Serie B is now a very real possibility. After losing at home to Catania, Lazio slumped to third from bottom in Serie A, and the club which as recently as 2000 were champions of Italy are in the thick of a struggle to avoid relegation.

Last May the Biancazzurri won the Coppa Italia, beating Sampdoria on penalties after a long drawn out battle in front of their faithful at the Stadio Olimpico in Rome. This season promised more of the same, perhaps even a better campaign some thought as Lazio saw off champions Inter in Beijing to lift the domestic curtain raiser the Supercoppa. Club president Claudio Lotito was on top of the world.

But what could have been a fairytale suddenly vanished as the new season saw problem after problem rock the capital club.

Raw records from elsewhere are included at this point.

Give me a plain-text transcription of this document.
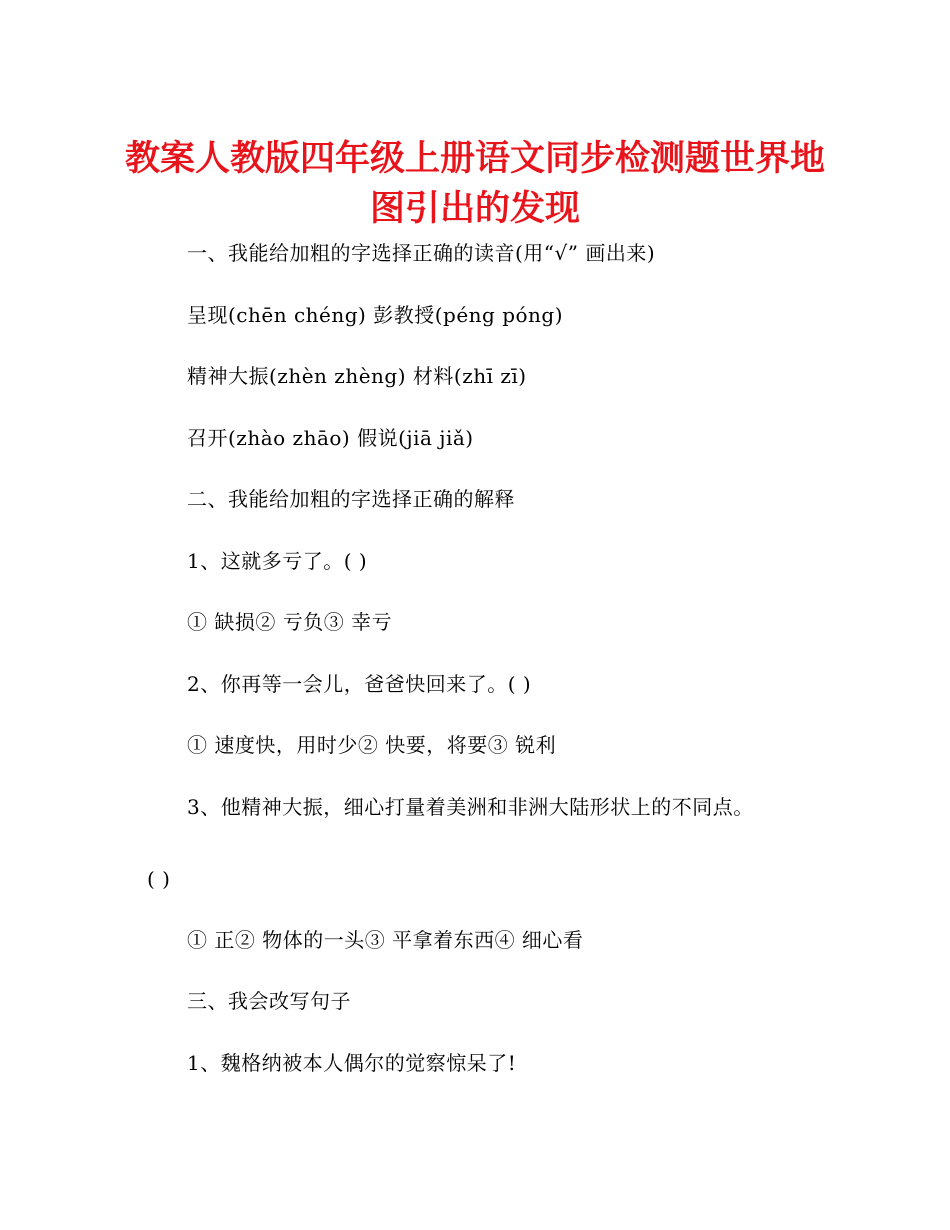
教案人教版四年级上册语文同步检测题世界地图引出的发现
一、我能给加粗的字选择正确的读音(用“√” 画出来)
呈现(chēn chéng) 彭教授(péng póng)
精神大振(zhèn zhèng) 材料(zhī zī)
召开(zhào zhāo) 假说(jiā jiǎ)
二、我能给加粗的字选择正确的解释
1、这就多亏了。( )
① 缺损② 亏负③ 幸亏
2、你再等一会儿，爸爸快回来了。( )
① 速度快，用时少② 快要，将要③ 锐利
3、他精神大振，细心打量着美洲和非洲大陆形状上的不同点。
( )
① 正② 物体的一头③ 平拿着东西④ 细心看
三、我会改写句子
1、魏格纳被本人偶尔的觉察惊呆了!
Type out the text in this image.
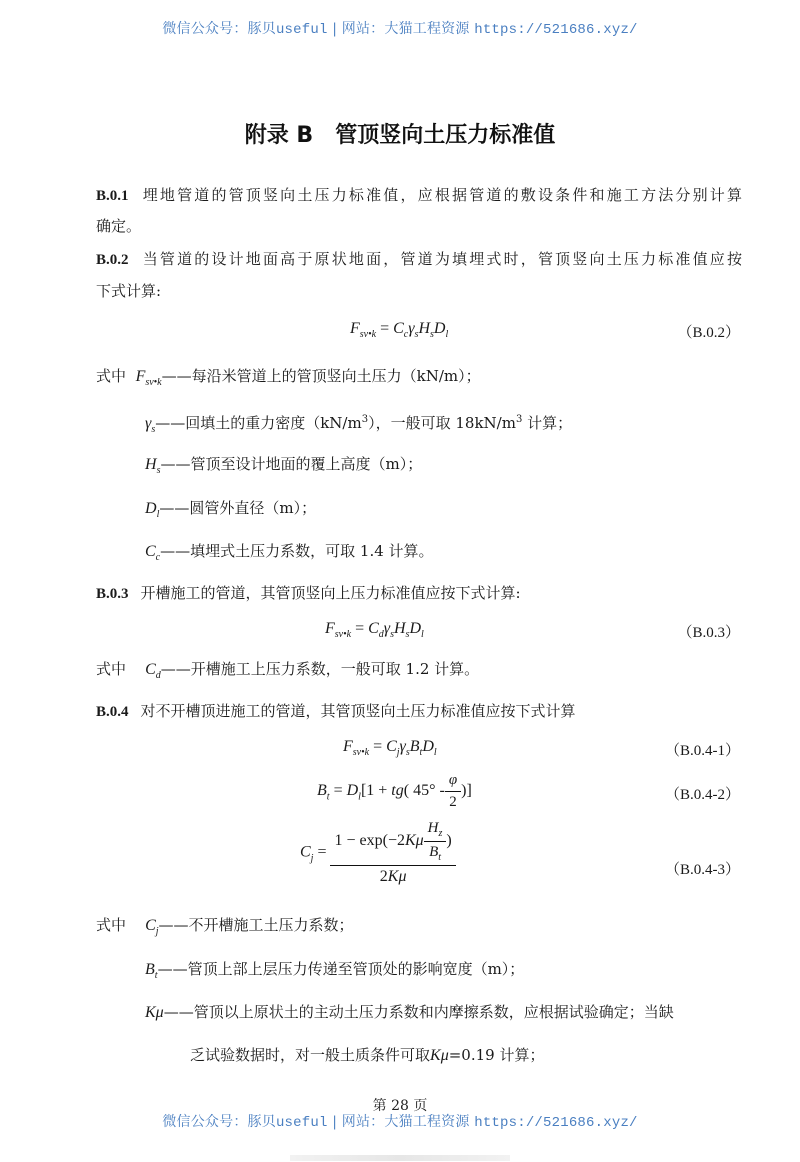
微信公众号：豚贝useful | 网站：大猫工程资源 https://521686.xyz/
附录 B 管顶竖向土压力标准值
B.0.1 埋地管道的管顶竖向土压力标准值，应根据管道的敷设条件和施工方法分别计算
确定。
B.0.2 当管道的设计地面高于原状地面，管道为填埋式时，管顶竖向土压力标准值应按
下式计算:
$F_{sv•k} = C_c\gamma_sH_sD_l$	（B.0.2）
式中 $F_{sv•k}——$每沿米管道上的管顶竖向土压力（kN/m）；
$\gamma_s——$回填土的重力密度$(kN/m^3)$，一般可取 $18kN/m^3$ 计算；
$H_s——$管顶至设计地面的覆上高度（m）；
$D_l——$圆管外直径（m）；
$C_c——$填埋式土压力系数，可取 1.4 计算。
B.0.3 开槽施工的管道，其管顶竖向上压力标准值应按下式计算:
$F_{sv•k} = C_d\gamma_sH_sD_l$	（B.0.3）
式中 $C_d——$开槽施工上压力系数，一般可取 1.2 计算。
B.0.4 对不开槽顶进施工的管道，其管顶竖向土压力标准值应按下式计算
$F_{sv•k} = C_j\gamma_sB_tD_l$	（B.0.4-1）
$B_t = D_l[1 + tg$( $45^\circ - \frac{\varphi}{2}$ )]	（B.0.4-2）
$C_j = \frac{1 - \exp(-2K\mu \frac{H_z}{B_t} )}{2K\mu}$	（B.0.4-3）
式中 $C_j——$不开槽施工土压力系数；
$B_t——$管顶上部上层压力传递至管顶处的影响宽度（m）；
Kμ——管顶以上原状土的主动土压力系数和内摩擦系数，应根据试验确定；当缺
乏试验数据时，对一般土质条件可取Kμ=0.19 计算；
第 28 页
微信公众号：豚贝useful | 网站：大猫工程资源 https://521686.xyz/
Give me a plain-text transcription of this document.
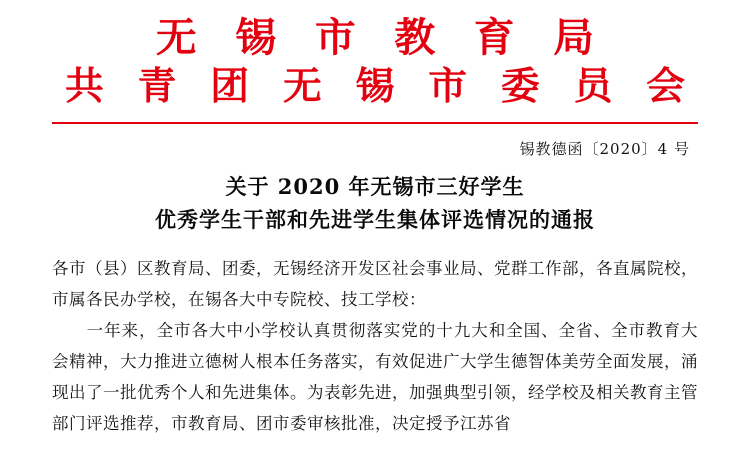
无 锡 市 教 育 局
共 青 团 无 锡 市 委 员 会
锡教德函〔2020〕4 号
关于 2020 年无锡市三好学生
优秀学生干部和先进学生集体评选情况的通报

各市（县）区教育局、团委，无锡经济开发区社会事业局、党群工作部，各直属院校，市属各民办学校，在锡各大中专院校、技工学校：

一年来，全市各大中小学校认真贯彻落实党的十九大和全国、全省、全市教育大会精神，大力推进立德树人根本任务落实，有效促进广大学生德智体美劳全面发展，涌现出了一批优秀个人和先进集体。为表彰先进，加强典型引领，经学校及相关教育主管部门评选推荐，市教育局、团市委审核批准，决定授予江苏省
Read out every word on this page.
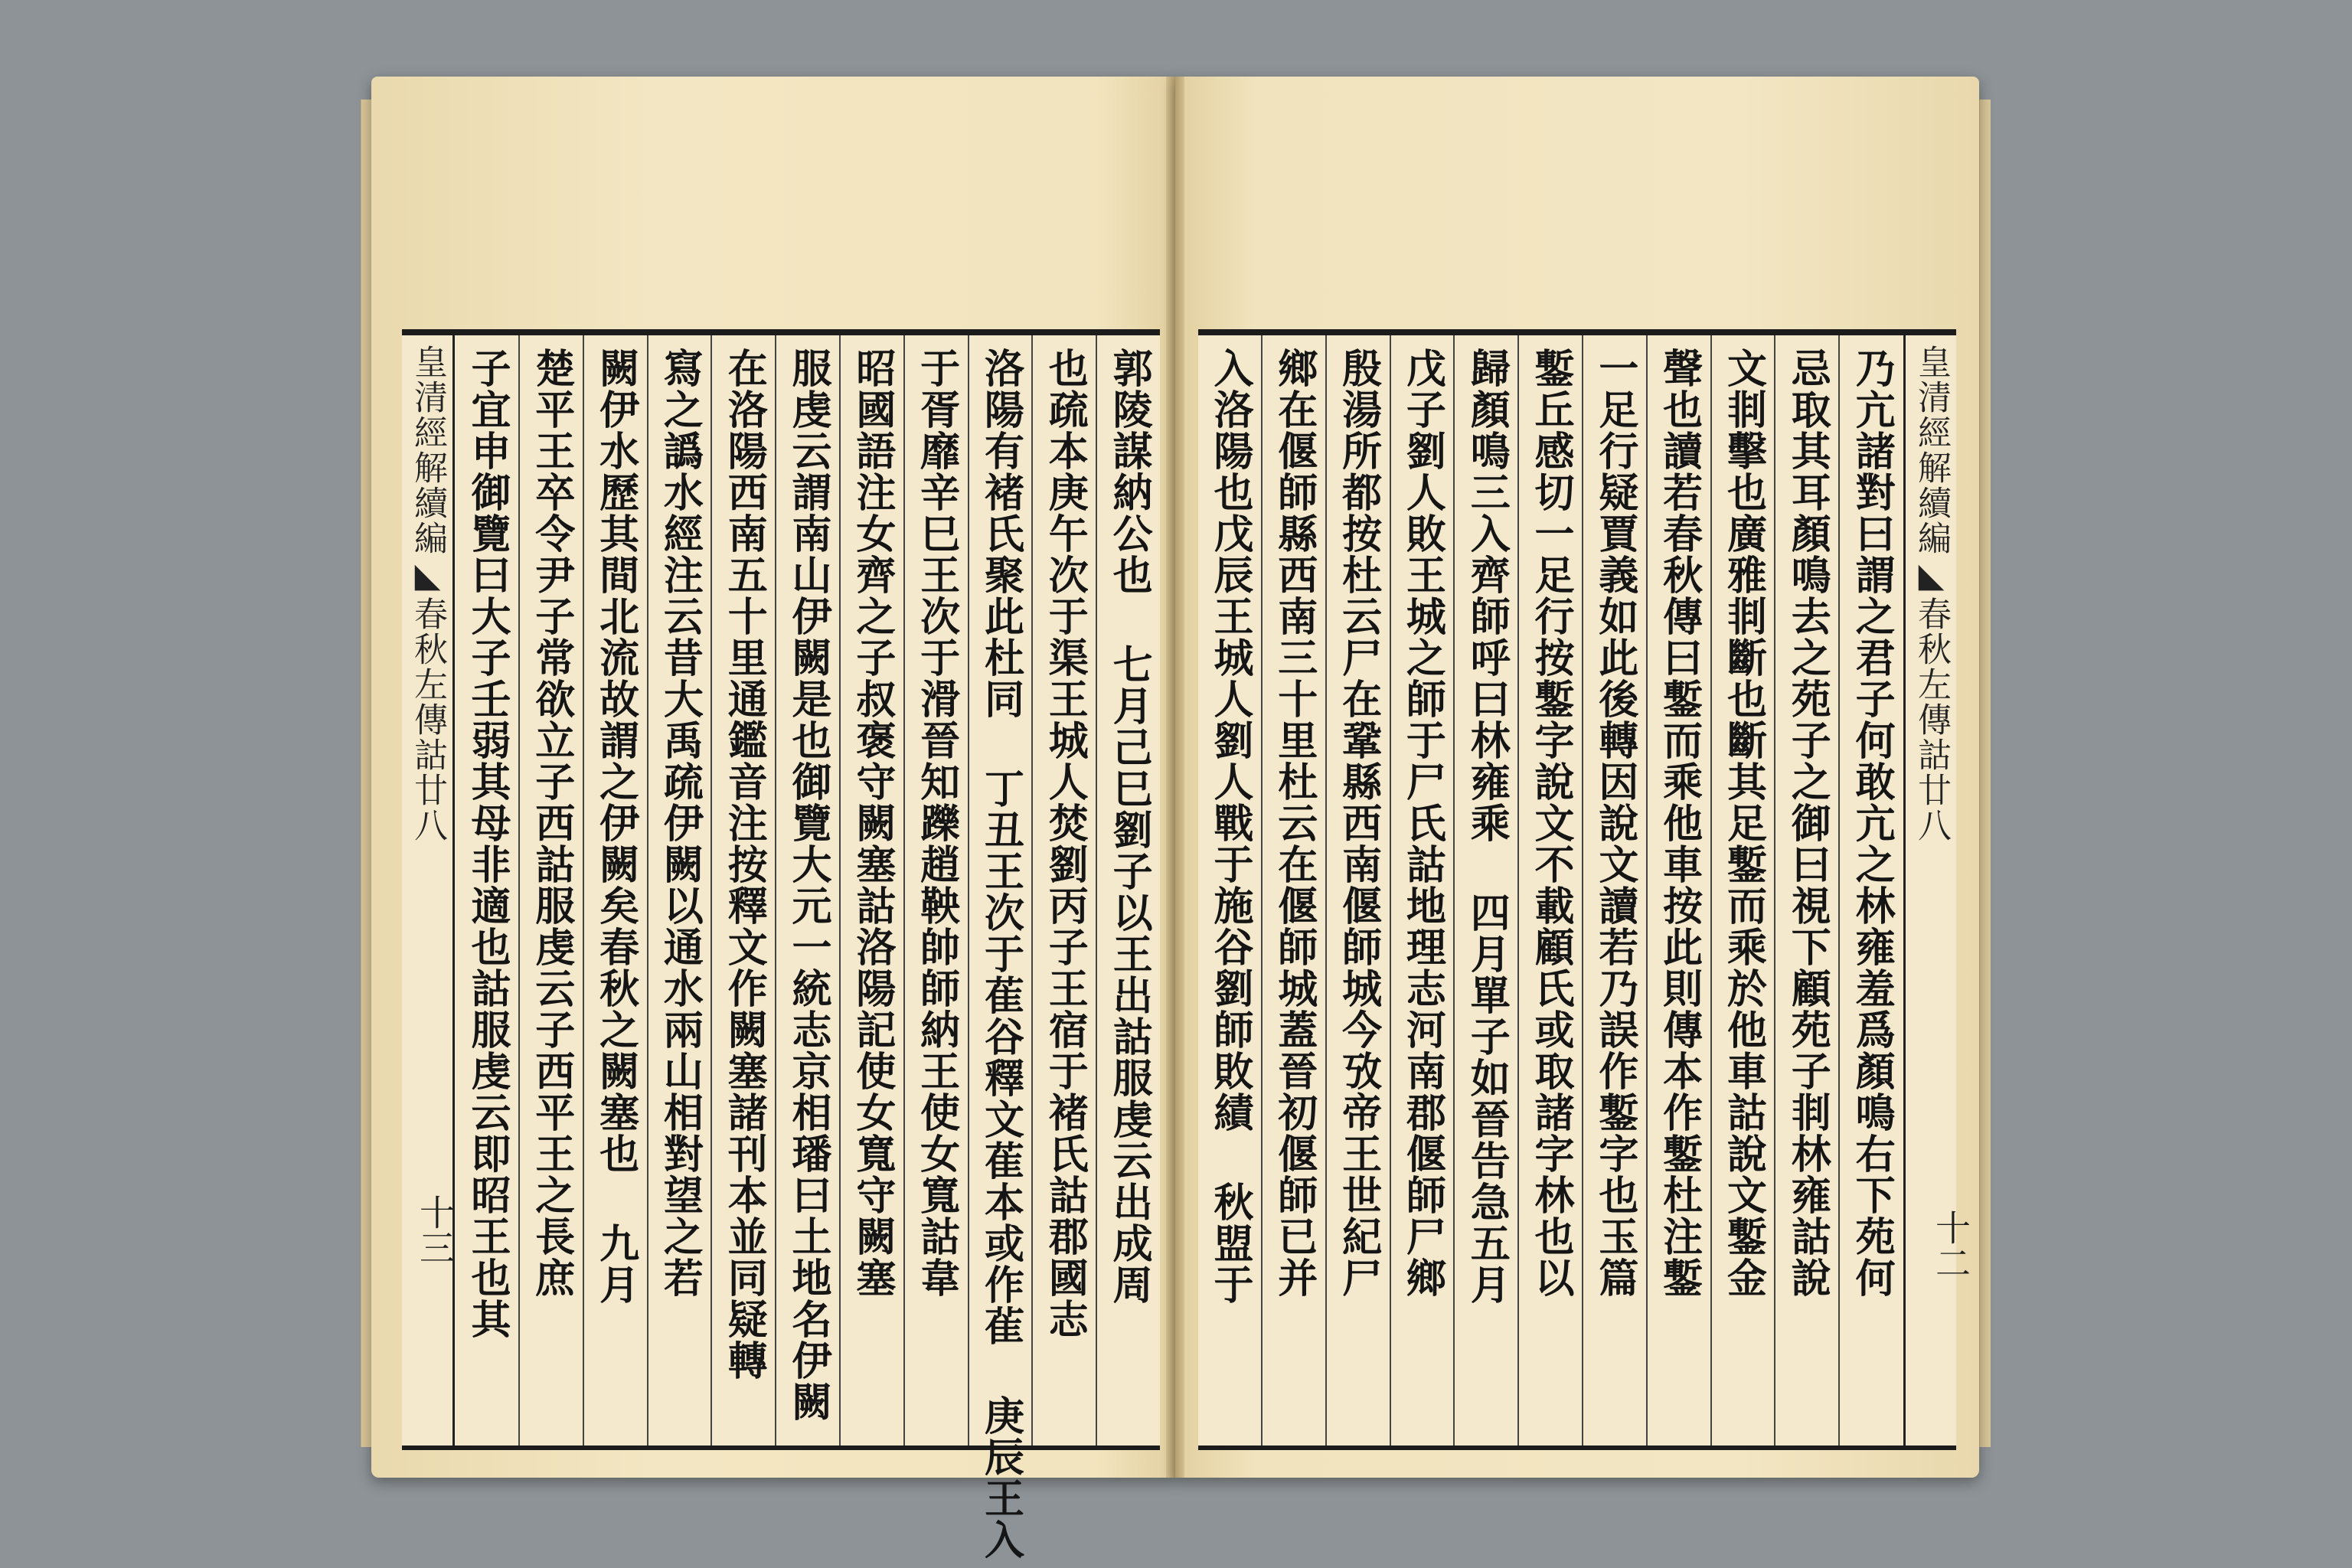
皇清經解續編◣春秋左傳詁廿八	郭陵謀納公也 七月己巳劉子以王出詁服虔云出成周
也疏本庚午次于渠王城人焚劉丙子王宿于褚氏詁郡國志
洛陽有褚氏聚此杜同 丁丑王次于萑谷釋文萑本或作雈 庚辰王入
于胥靡辛巳王次于滑晉知躒趙鞅帥師納王使女寬詁韋
昭國語注女齊之子叔褒守闕塞詁洛陽記使女寬守闕塞
服虔云謂南山伊闕是也御覽大元一統志京相璠曰土地名伊闕
在洛陽西南五十里通鑑音注按釋文作闕塞諸刊本並同疑轉
寫之譌水經注云昔大禹疏伊闕以通水兩山相對望之若
闕伊水歷其間北流故謂之伊闕矣春秋之闕塞也 九月
楚平王卒令尹子常欲立子西詁服虔云子西平王之長庶
子宜申御覽曰大子壬弱其母非適也詁服虔云即昭王也其
十三
皇清經解續編◣春秋左傳詁廿八
乃亢諸對曰謂之君子何敢亢之林雍羞爲顏鳴右下苑何
忌取其耳顏鳴去之苑子之御曰視下顧苑子剕林雍詁說
文剕擊也廣雅剕斷也斷其足鏨而乘於他車詁說文鏨金
聲也讀若春秋傳曰鏨而乘他車按此則傳本作鏨杜注鏨
一足行疑賈義如此後轉因說文讀若乃誤作鏨字也玉篇
鏨丘感切一足行按鏨字說文不載顧氏或取諸字林也以
歸顏鳴三入齊師呼曰林雍乘 四月單子如晉告急五月
戊子劉人敗王城之師于尸氏詁地理志河南郡偃師尸鄉
殷湯所都按杜云尸在鞏縣西南偃師城今攷帝王世紀尸
鄉在偃師縣西南三十里杜云在偃師城蓋晉初偃師已并
入洛陽也戊辰王城人劉人戰于施谷劉師敗績 秋盟于	十二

In the middle of the summer, Lotito began a struggle with what he saw as two riotous players, the Macedonian star Goran Pandev and his Argentine team-mate Cristian Ledesma. Both wanted to exit the Stadio Olimpico for more lucrative contracts elsewhere and pressed their cases for departure. But president Lotito would not accept what he considered as blackmail, and soon the duo had been banished from the first team.

Sure enough a war began with Pandev, Ledesma and their lawyers on one side and Lotito and his lawyers on the other. Just before Christmas Pandev won his court battle and joined Inter on a free transfer. Ledesma lost the same appeal however and was reintegrated into the first team over the following weeks. But the long drawn out battle had been damaging, nowhere more so than on the pitch, with the team robbed of these stalwarts.

Lazio, under new coach Davide Ballardini – who impressed last year in charge of Palermo – began to lose games, lots of games, both in Serie A and the Europa League. Ballardini’s boys went out of Europe at the group stage and couldn’t climb clear of Serie A’s drop zone either.

At the same time, the Irriducibili, the ultra group of Lazio fans, famous for racial abuse and delivering monkey chants to visiting black players, continued their own fight against Lotito. Lazio’s president attracted the group’s hostility because of an episode which occurred more than six years ago, when the Irriducibili had their control over the sales of some merchandise and tickets removed. This so called “black market” had prospered in the time of previous president Sergio Cragnotti, who invested millions leading the club to success before he lost his empire, including the companies of Ciro and Del Monte.

Lotito would not accept the growing power of the club’s ultras and refused to enter into negotiations with the group. The struggle continued over the years that followed when the Irriducibili launched a campaign to bring back Biancazurri legend and ex-player Giorgio Chinaglia as president: Chinaglia had held the presidency in the 1980s, when Lazio were a yo-yo team and even once endured the humiliation of a playoff to avoid relegation to Serie C.

Chinaglia convinced an improbable Hungarian group to help him buy Lazio from Lotito, but in the end the bid went wrong as accusations of a local Mafia group using the Eastern Europeans as a front to gain the club for money laundering purposes swirled around. The former president was condemned by an Italian tribunal and now lives in New York having ended his interest in the presidency.

Troubles off the pitch were only replicated on it as Ballardini failed to instil a winning spirit in his new charges and stars like Tommaso Rocchi and Mauro Zarate publicly criticised the coach. In the winter transfer window Lotito bought Sergio Floccari, a striker from Genoa, and the situation did seem to improve. Floccari scored three goals in four games, but Lazio were still only able to beat small Livorno at home and also went out of the Coppa Italia, losing 3-2 away to Fiorentina.

On 7th February, Lazio plumbed a new low, losing at home to relegation battlers Catania who bypassed the Laziali in the league. Lotito was criticised by the club’s support for the entire match and after the final whistle blew beat a hasty retreat from the Stadio Olimpico. The situation was getting worse.

The following Tuesday more than 1,000 fans assembled outside Lazio’s Formello training base and tried to assault the club’s players. Training was cancelled, but the ultras wouldn’t leave and attacked the police. When the dust settled six people had been injured and 11 arrested. Unfortunately business as usual for the Italian game.

As the club’s training ground was under siege president Lotito was deliberating over a change in the dugout. Eventually Ballardini was sacked and Lazio moved quickly to appoint Edy Reja, the Hadjuk Split coach who had been in charge of Napoli until last year. The 65-year-old brings a wealth of experience to Rome, having managed in Naples whilst the team was in Serie C, guiding them to a quick return to Serie A.

For Reja the situation at Lazio is sure to be a challenge and there will rarely be a dull moment, either on the pitch or off it. Lotito must hope he is up to the task and that worries over a drop to Serie B are soon a thing of the past.